The “Shepherd of Hermas” was viewed by many Early Church Fathers as a praiseworthy book to read.
During the first 300 years of Christianity, multiple letters and manuscripts were floating around early Christian communities, with no firm declaration of which book was “canonical” or inspired by God. In other words, the canon — what would come to be known as the Bible — didn’t exist yet.
Interestingly, one of the books that was quite revered was known as the “Shepherd of Hermas,” which received acclaim from some of the most influential Church Fathers.

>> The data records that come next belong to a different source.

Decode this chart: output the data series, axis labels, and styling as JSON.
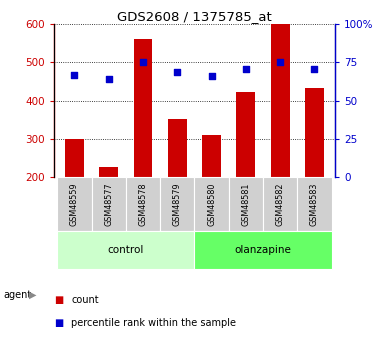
{
  "title": "GDS2608 / 1375785_at",
  "samples": [
    "GSM48559",
    "GSM48577",
    "GSM48578",
    "GSM48579",
    "GSM48580",
    "GSM48581",
    "GSM48582",
    "GSM48583"
  ],
  "groups": [
    "control",
    "control",
    "control",
    "control",
    "olanzapine",
    "olanzapine",
    "olanzapine",
    "olanzapine"
  ],
  "count_values": [
    300,
    226,
    560,
    352,
    310,
    422,
    600,
    432
  ],
  "percentile_values": [
    67,
    64,
    75,
    69,
    66,
    71,
    75,
    71
  ],
  "ylim_left": [
    200,
    600
  ],
  "ylim_right": [
    0,
    100
  ],
  "yticks_left": [
    200,
    300,
    400,
    500,
    600
  ],
  "yticks_right": [
    0,
    25,
    50,
    75,
    100
  ],
  "bar_color": "#cc0000",
  "scatter_color": "#0000cc",
  "control_color": "#ccffcc",
  "olanzapine_color": "#66ff66",
  "sample_box_color": "#d0d0d0",
  "group_label": "agent",
  "legend_count": "count",
  "legend_percentile": "percentile rank within the sample",
  "bar_width": 0.55,
  "agent_arrow": "▶"
}
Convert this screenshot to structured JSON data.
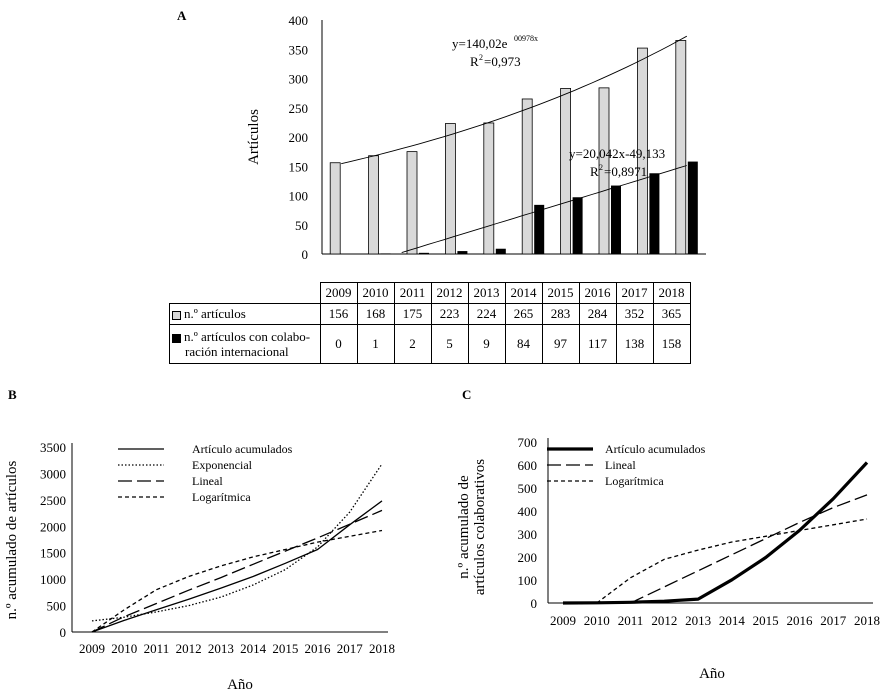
{
  "panels": {
    "a": {
      "label": "A"
    },
    "b": {
      "label": "B"
    },
    "c": {
      "label": "C"
    }
  },
  "chart_data": [
    {
      "type": "bar",
      "ylabel": "Artículos",
      "xlabel": "",
      "ylim": [
        0,
        400
      ],
      "yticks": [
        0,
        50,
        100,
        150,
        200,
        250,
        300,
        350,
        400
      ],
      "categories": [
        "2009",
        "2010",
        "2011",
        "2012",
        "2013",
        "2014",
        "2015",
        "2016",
        "2017",
        "2018"
      ],
      "series": [
        {
          "name": "n.º artículos",
          "color": "#d9d9d9",
          "values": [
            156,
            168,
            175,
            223,
            224,
            265,
            283,
            284,
            352,
            365
          ]
        },
        {
          "name_line1": "n.º artículos  con colabo-",
          "name_line2": "ración internacional",
          "color": "#000000",
          "values": [
            0,
            1,
            2,
            5,
            9,
            84,
            97,
            117,
            138,
            158
          ]
        }
      ],
      "trendlines": [
        {
          "series": 0,
          "kind": "exponential",
          "equation": "y=140,02e",
          "exponent": "00978x",
          "r2_label": "R",
          "r2_value": "=0,973",
          "a": 140.02,
          "b": 0.0978
        },
        {
          "series": 1,
          "kind": "linear",
          "equation": "y=20,042x-49,133",
          "r2_label": "R",
          "r2_value": "=0,8971",
          "slope": 20.042,
          "intercept": -49.133
        }
      ]
    },
    {
      "type": "line",
      "ylabel": "n.º acumulado de artículos",
      "xlabel": "Año",
      "ylim": [
        0,
        3500
      ],
      "yticks": [
        0,
        500,
        1000,
        1500,
        2000,
        2500,
        3000,
        3500
      ],
      "categories": [
        "2009",
        "2010",
        "2011",
        "2012",
        "2013",
        "2014",
        "2015",
        "2016",
        "2017",
        "2018"
      ],
      "series": [
        {
          "name": "Artículo acumulados",
          "style": "solid",
          "values": [
            0,
            220,
            420,
            620,
            830,
            1050,
            1300,
            1560,
            2030,
            2480
          ]
        },
        {
          "name": "Exponencial",
          "style": "dotted",
          "values": [
            210,
            280,
            380,
            500,
            660,
            890,
            1180,
            1610,
            2270,
            3180
          ]
        },
        {
          "name": "Lineal",
          "style": "longdash",
          "values": [
            0,
            290,
            540,
            790,
            1030,
            1280,
            1530,
            1780,
            2040,
            2300
          ]
        },
        {
          "name": "Logarítmica",
          "style": "shortdash",
          "values": [
            0,
            420,
            800,
            1050,
            1250,
            1420,
            1560,
            1700,
            1810,
            1920
          ]
        }
      ]
    },
    {
      "type": "line",
      "ylabel_line1": "n.º acumulado de",
      "ylabel_line2": "artículos colaborativos",
      "xlabel": "Año",
      "ylim": [
        0,
        700
      ],
      "yticks": [
        0,
        100,
        200,
        300,
        400,
        500,
        600,
        700
      ],
      "categories": [
        "2009",
        "2010",
        "2011",
        "2012",
        "2013",
        "2014",
        "2015",
        "2016",
        "2017",
        "2018"
      ],
      "series": [
        {
          "name": "Artículo acumulados",
          "style": "thick",
          "values": [
            0,
            1,
            3,
            8,
            17,
            101,
            198,
            315,
            453,
            611
          ]
        },
        {
          "name": "Lineal",
          "style": "longdash",
          "values": [
            null,
            null,
            0,
            70,
            140,
            210,
            280,
            350,
            415,
            470
          ]
        },
        {
          "name": "Logarítmica",
          "style": "shortdash",
          "values": [
            null,
            0,
            110,
            190,
            230,
            265,
            290,
            315,
            340,
            365
          ]
        }
      ]
    }
  ]
}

According to the Catholic Encyclopedia, the Shepherd of Hermas was “a work which had great authority in ancient times and was ranked with Holy Scripture. Eusebius tells us that it was publicly read in the churches, and that while some denied it to be canonical, others ‘considered it most necessary.’ St. Athanasius speaks of it, together with the Didache, in connection with the deuterocanonical books of the Old Testament, as uncanonical yet recommended by the ancients for the reading of catechumens.”

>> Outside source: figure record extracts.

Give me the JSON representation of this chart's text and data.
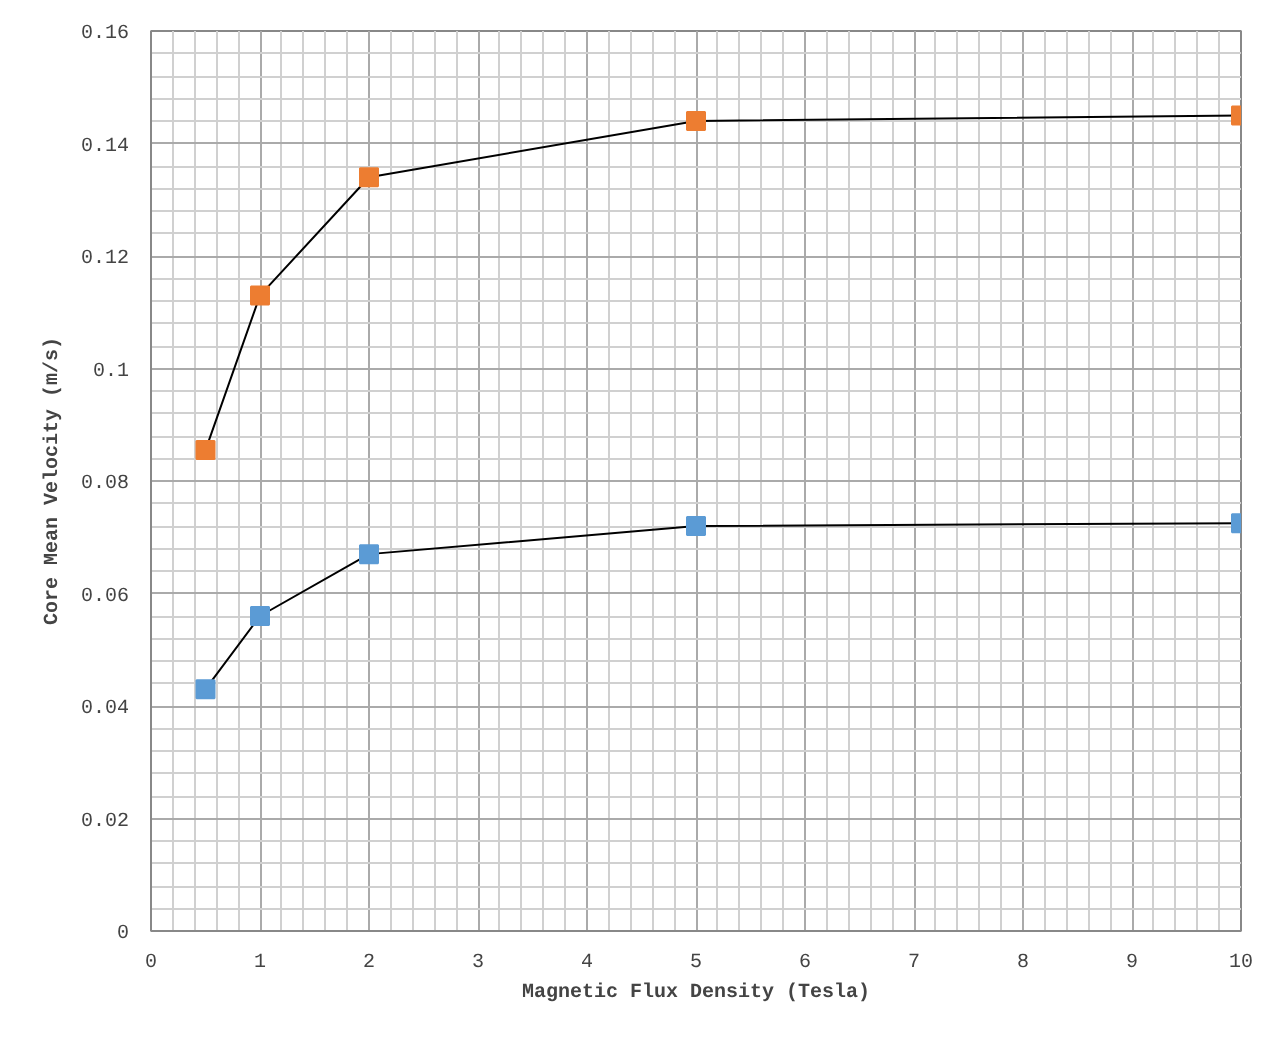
{
  "chart_data": {
    "type": "line",
    "xlabel": "Magnetic Flux Density (Tesla)",
    "ylabel": "Core Mean Velocity (m/s)",
    "x": [
      0.5,
      1,
      2,
      5,
      10
    ],
    "series": [
      {
        "color": "#ed7d31",
        "values": [
          0.0855,
          0.113,
          0.134,
          0.144,
          0.145
        ]
      },
      {
        "color": "#5b9bd5",
        "values": [
          0.043,
          0.056,
          0.067,
          0.072,
          0.0725
        ]
      }
    ],
    "xlim": [
      0,
      10
    ],
    "xticks": [
      0,
      1,
      2,
      3,
      4,
      5,
      6,
      7,
      8,
      9,
      10
    ],
    "ylim": [
      0,
      0.16
    ],
    "yticks": [
      0,
      0.02,
      0.04,
      0.06,
      0.08,
      0.1,
      0.12,
      0.14,
      0.16
    ],
    "grid": true,
    "marker": "square",
    "line_style": "solid"
  }
}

It was sometimes put at the end of various collections of the New Testament, or even after the Acts of the Apostles, before the books were officially sorted out in the 4th century.
The book is itself a collection of “visions,” and is more focused on ethics than theology. Scholars believe it was written in the 2nd century, but it is unclear who the original author was.
Part of the book is a commentary on the 10 Commandments, giving specific instructions on various things to avoid. One interesting passage details the existence of a “good” angel and a “bad” angel who can influence a person. The author gives suggestions on how to discern the voice of each.
There are two angels with a man — one of righteousness, and the other of iniquity. And I said to him, How, sir, am I to know the powers of these, for both angels dwell with me? Hear, said he, and understand them. The angel of righteousness is gentle and modest, meek and peaceful. When, therefore, he ascends into your heart, immediately he talks to you of righteousness, purity, chastity, contentment, and of every righteous deed and glorious virtue. When all these ascend into your heart, know that the angel of righteousness is with you. These are the deeds of the angel of righteousness. Trust him, then, and his works.
Look now at the works of the angel of iniquity. First, he is wrathful, and bitter, and foolish, and his works are evil, and ruin the servants of God. When, then, he ascends into your heart, know him by his works. And I said to him, How, sir, I shall perceive him, I do not know. Hear and understand said he. When anger comes upon you, or harshness, know that he is in you; and you will know this to be the case also, when you are attacked by a longing after many transactions, and the richest delicacies, and drunken revels, and various luxuries, and things improper, and by a hankering after women, and by overreaching, and pride, and blustering, and by whatever is like to these. When these ascend into your heart, know that the angel of iniquity is in you. Now that you know his works, depart from him, and in no respect trust him, because his deeds are evil, and unprofitable to the servants of God.
However, while many early Christians regarded this book as inspired by God, there were some passages that were ambiguous and did not have the clarity of the rest of the New Testament. Also, since the original author was not known, the text received much criticism from members of the Church.
It still remains an intriguing look into early Christianity, and reflects many of the views of Christians during the Church’s infancy. Even though it did not make the cut, the book is worthy of mention and study.